There are innumerable constructed languages besides Esperanto, as we tinker with phoneme, alphabet, grammar, case and tense. Solresol, Communicationssprache, Volapük, Mundolinco, Bolak, Idiom Neutral, Lingua Sistemfrater (Greco-Latin vocabulary with southeast Asian grammar!), Neo — just to name a few.
There are also great conlangs coming to us from fiction, or the arts. J.R.R. Tolkien’s Elvish language, which is great; Star Trek brought us the Klingon language, the film Avatar gave us Navi; and my personal favorite — the proto-language invented by Anthony Burgess for the early humans in “Quest For Fire,” a vocabulary of grunts and moans which strikes me as the perfect language for me.
In any case, the search for a united humanity through better communication through a common language continues.
But I was only joking. Soccer players and referees do not communicate in Esperanto, the language of peace. There is in fact a commonly understood set of hand signs used:
• Hands together means “dive” — as in, “I didn’t tackle him.

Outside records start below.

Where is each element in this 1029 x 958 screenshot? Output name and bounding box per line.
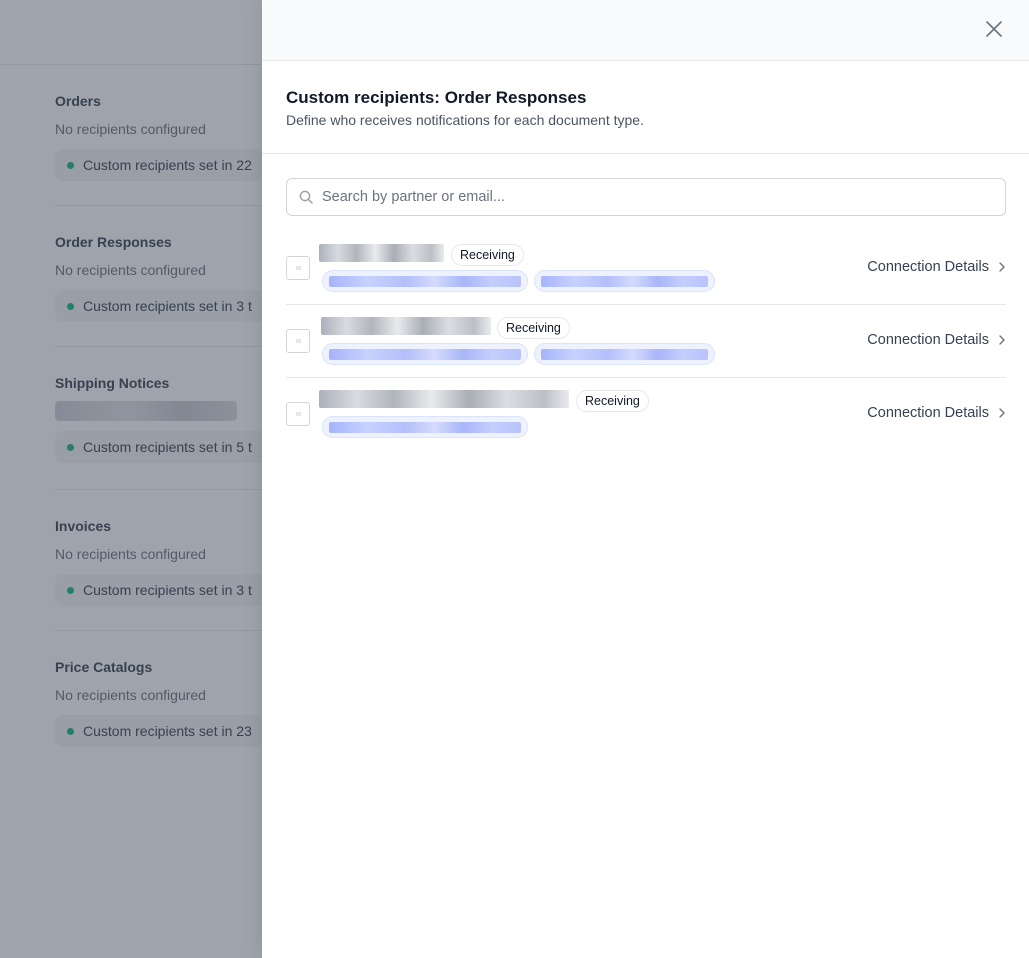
partner-name-redacted: [319, 244, 444, 262]
search-icon: [299, 190, 313, 204]
connection-details-label: Connection Details: [867, 332, 989, 348]
email-chip: [534, 270, 715, 292]
row-checkbox[interactable]: [286, 402, 310, 426]
status-badge: Receiving: [576, 390, 649, 412]
drawer-topbar: [262, 0, 1029, 61]
partner-list: Receiving Connection Details Receiving C…: [286, 232, 1006, 451]
close-button[interactable]: [983, 18, 1005, 40]
status-badge: Receiving: [451, 244, 524, 266]
email-chip: [322, 416, 528, 438]
chevron-right-icon: [999, 408, 1005, 418]
row-checkbox[interactable]: [286, 256, 310, 280]
drawer-title: Custom recipients: Order Responses: [286, 88, 587, 107]
email-chips: [322, 270, 715, 292]
partner-name-redacted: [321, 317, 491, 335]
search-box[interactable]: [286, 178, 1006, 216]
partner-row: Receiving Connection Details: [286, 305, 1006, 378]
recipients-drawer: Custom recipients: Order Responses Defin…: [262, 0, 1029, 958]
email-chip: [534, 343, 715, 365]
drawer-subtitle: Define who receives notifications for ea…: [286, 112, 644, 128]
email-chip: [322, 343, 528, 365]
partner-row: Receiving Connection Details: [286, 232, 1006, 305]
status-badge: Receiving: [497, 317, 570, 339]
connection-details-label: Connection Details: [867, 405, 989, 421]
email-chips: [322, 416, 528, 438]
row-checkbox[interactable]: [286, 329, 310, 353]
chevron-right-icon: [999, 262, 1005, 272]
connection-details-link[interactable]: Connection Details: [867, 332, 1006, 348]
email-chips: [322, 343, 715, 365]
connection-details-label: Connection Details: [867, 259, 989, 275]
search-input[interactable]: [322, 189, 962, 205]
email-chip: [322, 270, 528, 292]
close-icon: [986, 21, 1002, 37]
drawer-header: Custom recipients: Order Responses Defin…: [262, 61, 1029, 154]
partner-row: Receiving Connection Details: [286, 378, 1006, 451]
chevron-right-icon: [999, 335, 1005, 345]
connection-details-link[interactable]: Connection Details: [867, 259, 1006, 275]
connection-details-link[interactable]: Connection Details: [867, 405, 1006, 421]
partner-name-redacted: [319, 390, 569, 408]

He took a dive;”
• Holding both hands in the air says “that was not a foul;”
• A finger pointed at the eye tells the ref to “keep your eyes open;”
• Arm straight in the air as if holding a card — “he deserves a booking”.
• And apparently, cursing a referee is most easily possible in English, but if the ref understands it can really cost you. According to a FIFA rule, referees at certain selected tournament like the World Cup have to pass a test of written and spoken English.
It seems that until Esperanto undergoes a renaissance, English will continue to be our Lingua Franca. In soccer, anyway.